LOGAN – Utah State University announced in a tweet Monday afternoon they had rescheduled the annual commencement ceremony to Aug. 28 and 29.
Within minutes, the tweet had nearly 30 retweets and more than 100 likes, and USU seniors are rejoicing.
“I got so excited,” said Ketzel Morales, a senior studying global communications. “I told my mom and she said late is better than never.”
USU spokeswoman Emilie Wheeler said the university’s commencement committee has met daily and plans to continue doing so to work out details.
“We’ll be talking about anything and everything,” Wheeler said. “We’ve had very few details come out.”
When asked about whether or not the university will help international and out-of-state students find temporary housing, Wheeler said, “we’ll be talking about anything and everything…if we can turn this into more of an opportunity for people who are remote then we will look at those options.”
USU senior Tarren Jessop, who is studying psychology, designed a survey last week inviting USU seniors to give their input on whether or not they’d like a postponed ceremony — and how far in the future they would return to Logan for such an event.
“I know that Utah State loves its students, wants our input, and genuinely seeks to do what is best for us,” Jessop wrote in a description of the survey. “They are just as heart broken over these decisions as we are, and are working hard to find the best solutions possible.”
Jessop submitted her survey to administrators Monday, and Wheeler said they received input from “a lot more students than we expected,” and the overwhelming consensus was students would be willing to come back and would rather return to Logan for an in-person ceremony than a virtual ceremony.
Other students expressed excitement when the news hit.
“Overall, I’m really glad it’s back on,” said Jiyi Choi, a senior studying global communications.
Choi accepted a job in Lehi set to begin this summer, so she believes she’ll be able to return to Logan for commencement, but worries her family members, most of whom live in South Korea, may not be able to return easily.
“It really depends because if graduation isn’t planned as usual then my family has to reorganize the whole thing,” she said. “My dad can’t just leave his business and then come here for a week.”
Choi also worried some of her former classmates may not be able to attend because they are moving around the globe.
I’m worried that not a lot of my classmates from my major will be there because everyone’s moving on and it’s hard to say goodbye to a lot of people,” she said. “It’s hard, I wanted that kind of closure, I wanted to say a proper goodbye to all my classmates that I studied and struggled with the past couple years.”
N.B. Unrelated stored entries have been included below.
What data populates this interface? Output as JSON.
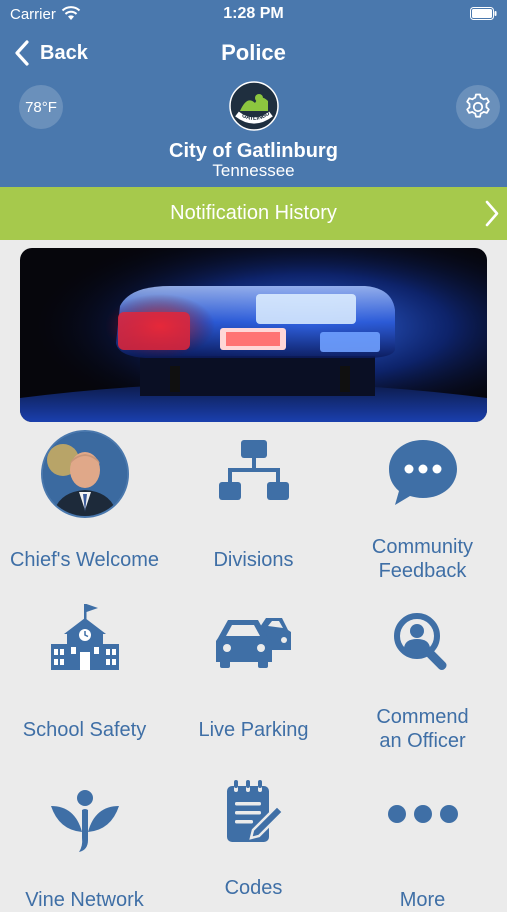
{
  "status_bar": {
    "carrier": "Carrier",
    "time": "1:28 PM"
  },
  "nav": {
    "back_label": "Back",
    "title": "Police"
  },
  "header": {
    "temperature": "78°F",
    "city": "City of Gatlinburg",
    "state": "Tennessee",
    "logo_text": "GATLINBURG"
  },
  "notification_bar": {
    "label": "Notification History"
  },
  "tiles": [
    {
      "label": "Chief's Welcome",
      "icon": "chief-portrait"
    },
    {
      "label": "Divisions",
      "icon": "org-chart-icon"
    },
    {
      "label": "Community\nFeedback",
      "icon": "chat-bubble-icon"
    },
    {
      "label": "School Safety",
      "icon": "school-icon"
    },
    {
      "label": "Live Parking",
      "icon": "cars-icon"
    },
    {
      "label": "Commend\nan Officer",
      "icon": "search-user-icon"
    },
    {
      "label": "Vine Network",
      "icon": "vine-icon"
    },
    {
      "label": "Codes",
      "icon": "notepad-icon"
    },
    {
      "label": "More",
      "icon": "more-icon"
    }
  ],
  "colors": {
    "header_bg": "#4a78ad",
    "accent_green": "#a6c94c",
    "tile_text": "#3f6fa6",
    "page_bg": "#ebebeb"
  }
}
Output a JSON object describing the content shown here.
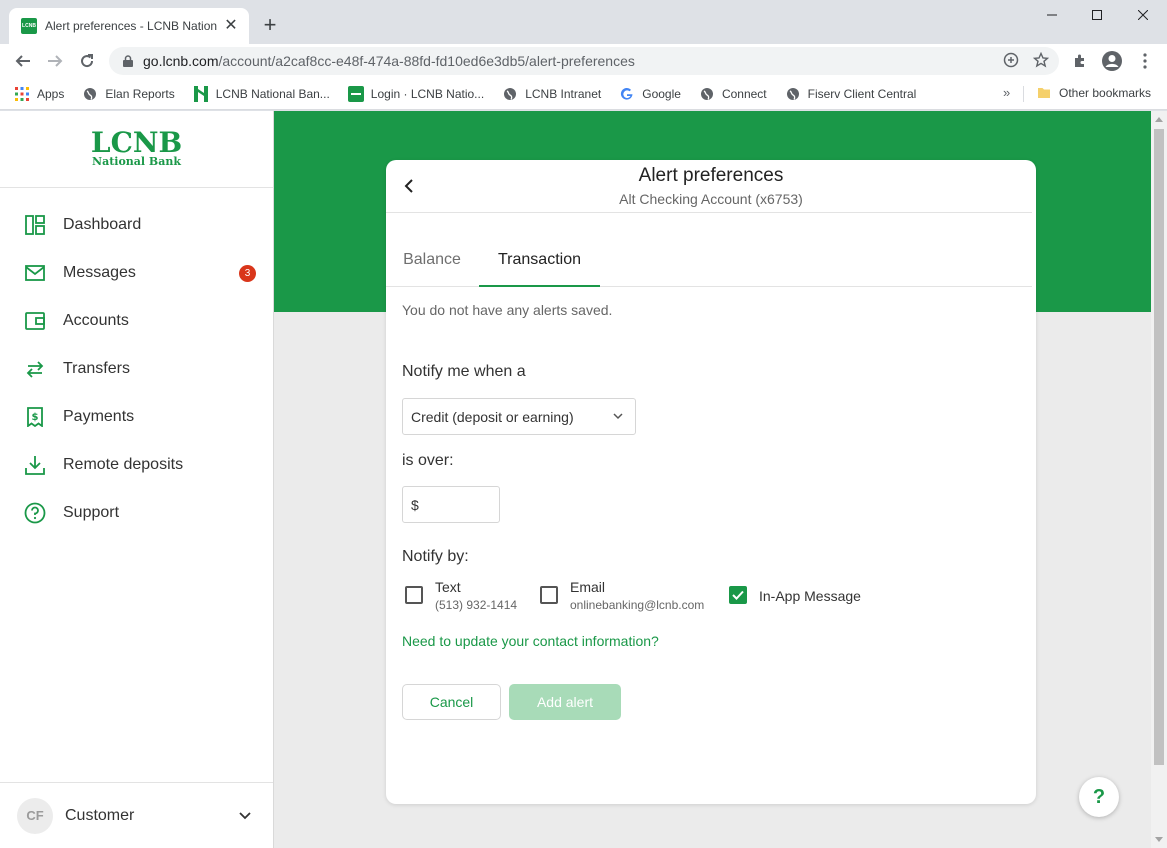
{
  "browser": {
    "tab_title": "Alert preferences - LCNB National Bank",
    "tab_favicon_text": "LCNB",
    "url_host": "go.lcnb.com",
    "url_path": "/account/a2caf8cc-e48f-474a-88fd-fd10ed6e3db5/alert-preferences",
    "bookmarks": [
      {
        "label": "Apps",
        "icon": "apps-grid-icon"
      },
      {
        "label": "Elan Reports",
        "icon": "globe-icon"
      },
      {
        "label": "LCNB National Ban...",
        "icon": "lcnb-favicon-icon"
      },
      {
        "label": "Login · LCNB Natio...",
        "icon": "lcnb-favicon-icon"
      },
      {
        "label": "LCNB Intranet",
        "icon": "globe-icon"
      },
      {
        "label": "Google",
        "icon": "google-icon"
      },
      {
        "label": "Connect",
        "icon": "globe-icon"
      },
      {
        "label": "Fiserv Client Central",
        "icon": "globe-icon"
      }
    ],
    "bookmarks_overflow": "»",
    "other_bookmarks": "Other bookmarks"
  },
  "sidebar": {
    "logo_main": "LCNB",
    "logo_sub": "National Bank",
    "items": [
      {
        "label": "Dashboard",
        "icon": "dashboard-icon"
      },
      {
        "label": "Messages",
        "icon": "mail-icon",
        "badge": "3"
      },
      {
        "label": "Accounts",
        "icon": "wallet-icon"
      },
      {
        "label": "Transfers",
        "icon": "transfer-icon"
      },
      {
        "label": "Payments",
        "icon": "payment-icon"
      },
      {
        "label": "Remote deposits",
        "icon": "download-icon"
      },
      {
        "label": "Support",
        "icon": "help-circle-icon"
      }
    ],
    "user": {
      "initials": "CF",
      "name": "Customer"
    }
  },
  "card": {
    "title": "Alert preferences",
    "subtitle": "Alt Checking Account (x6753)",
    "tabs": [
      "Balance",
      "Transaction"
    ],
    "active_tab": "Transaction",
    "empty_message": "You do not have any alerts saved.",
    "notify_label": "Notify me when a",
    "select_value": "Credit (deposit or earning)",
    "over_label": "is over:",
    "amount_prefix": "$",
    "notify_by_label": "Notify by:",
    "options": [
      {
        "label": "Text",
        "detail": "(513) 932-1414",
        "checked": false
      },
      {
        "label": "Email",
        "detail": "onlinebanking@lcnb.com",
        "checked": false
      },
      {
        "label": "In-App Message",
        "detail": "",
        "checked": true
      }
    ],
    "contact_link": "Need to update your contact information?",
    "cancel_label": "Cancel",
    "add_label": "Add alert"
  },
  "help_label": "?",
  "colors": {
    "brand_green": "#1a9848",
    "badge_red": "#d9361b",
    "disabled_green": "#a8dbb8"
  }
}
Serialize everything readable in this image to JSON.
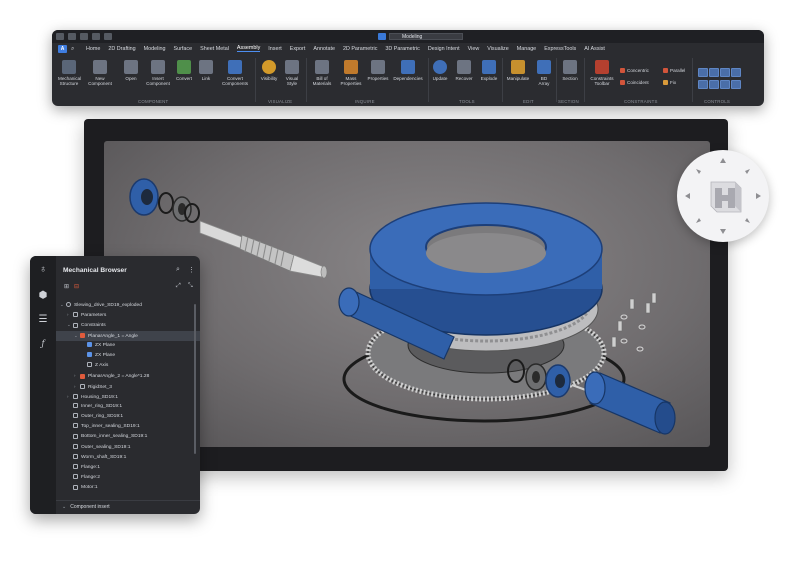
{
  "ribbon": {
    "workspace": "Modeling",
    "tabs": [
      "Home",
      "2D Drafting",
      "Modeling",
      "Surface",
      "Sheet Metal",
      "Assembly",
      "Insert",
      "Export",
      "Annotate",
      "2D Parametric",
      "3D Parametric",
      "Design Intent",
      "View",
      "Visualize",
      "Manage",
      "ExpressTools",
      "AI Assist"
    ],
    "active_tab": "Assembly",
    "tools": {
      "mechanical_structure": "Mechanical Structure",
      "new_component": "New Component",
      "open": "Open",
      "insert_component": "Insert Component",
      "convert": "Convert",
      "link": "Link",
      "convert_components": "Convert Components",
      "visibility": "Visibility",
      "visual_style": "Visual Style",
      "bill_of_materials": "Bill of Materials",
      "mass_properties": "Mass Properties",
      "properties": "Properties",
      "dependencies": "Dependencies",
      "update": "Update",
      "recover": "Recover",
      "explode": "Explode",
      "manipulate": "Manipulate",
      "bd_array": "BD Array",
      "section": "Section",
      "constraints_toolbar": "Constraints Toolbar"
    },
    "constraints": {
      "concentric": "Concentric",
      "parallel": "Parallel",
      "coincident": "Coincident",
      "fix": "Fix"
    },
    "groups": {
      "component": "COMPONENT",
      "visualize": "VISUALIZE",
      "inquire": "INQUIRE",
      "tools": "TOOLS",
      "edit": "EDIT",
      "section": "SECTION",
      "constraints": "CONSTRAINTS",
      "controls": "CONTROLS"
    }
  },
  "browser": {
    "title": "Mechanical Browser",
    "tree": [
      {
        "label": "Slewing_drive_SD19_exploded",
        "level": 0,
        "arrow": "v",
        "icon": "gear"
      },
      {
        "label": "Parameters",
        "level": 1,
        "arrow": ">",
        "icon": "box"
      },
      {
        "label": "Constraints",
        "level": 1,
        "arrow": "v",
        "icon": "box"
      },
      {
        "label": "PlanarAngle_1 = Angle",
        "level": 2,
        "arrow": "v",
        "icon": "red",
        "selected": true
      },
      {
        "label": "ZX Plane",
        "level": 3,
        "arrow": "",
        "icon": "blue"
      },
      {
        "label": "ZX Plane",
        "level": 3,
        "arrow": "",
        "icon": "blue"
      },
      {
        "label": "Z Axis",
        "level": 3,
        "arrow": "",
        "icon": "box"
      },
      {
        "label": "PlanarAngle_2 = Angle*1.28",
        "level": 2,
        "arrow": ">",
        "icon": "red"
      },
      {
        "label": "RigidSet_3",
        "level": 2,
        "arrow": ">",
        "icon": "box"
      },
      {
        "label": "Housing_SD19:1",
        "level": 1,
        "arrow": ">",
        "icon": "box"
      },
      {
        "label": "Inner_ring_SD19:1",
        "level": 1,
        "arrow": "",
        "icon": "box"
      },
      {
        "label": "Outer_ring_SD19:1",
        "level": 1,
        "arrow": "",
        "icon": "box"
      },
      {
        "label": "Top_inner_sealing_SD19:1",
        "level": 1,
        "arrow": "",
        "icon": "box"
      },
      {
        "label": "Bottom_inner_sealing_SD19:1",
        "level": 1,
        "arrow": "",
        "icon": "box"
      },
      {
        "label": "Outer_sealing_SD19:1",
        "level": 1,
        "arrow": "",
        "icon": "box"
      },
      {
        "label": "Worm_shaft_SD19:1",
        "level": 1,
        "arrow": "",
        "icon": "box"
      },
      {
        "label": "Flange:1",
        "level": 1,
        "arrow": "",
        "icon": "box"
      },
      {
        "label": "Flange:2",
        "level": 1,
        "arrow": "",
        "icon": "box"
      },
      {
        "label": "Motor:1",
        "level": 1,
        "arrow": "",
        "icon": "box"
      }
    ],
    "section_label": "Component insert"
  },
  "colors": {
    "ribbon_bg": "#2b2c30",
    "accent": "#3f7de0",
    "model_blue": "#2f5fa8",
    "viewport_bg": "#747173"
  }
}
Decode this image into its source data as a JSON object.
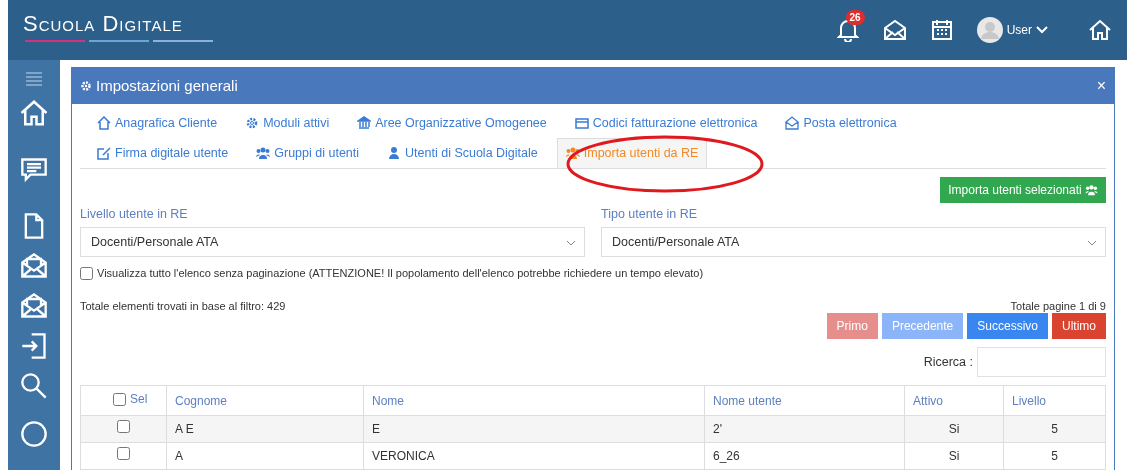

University officials chose the late August dates because they had a small window of time between summer ending and the fall school semester beginning.
The freshman orientation course, called University Connections, ends the 28th, so graduates will overlap with connections students, but the fall semester does not begin until Aug. 31.
“The graduates are going to be overlapping that a little bit and we’re in the works talking about how all of that is going to work,” Wheeler said. “We wanted to get it done and over with before school actually starts.”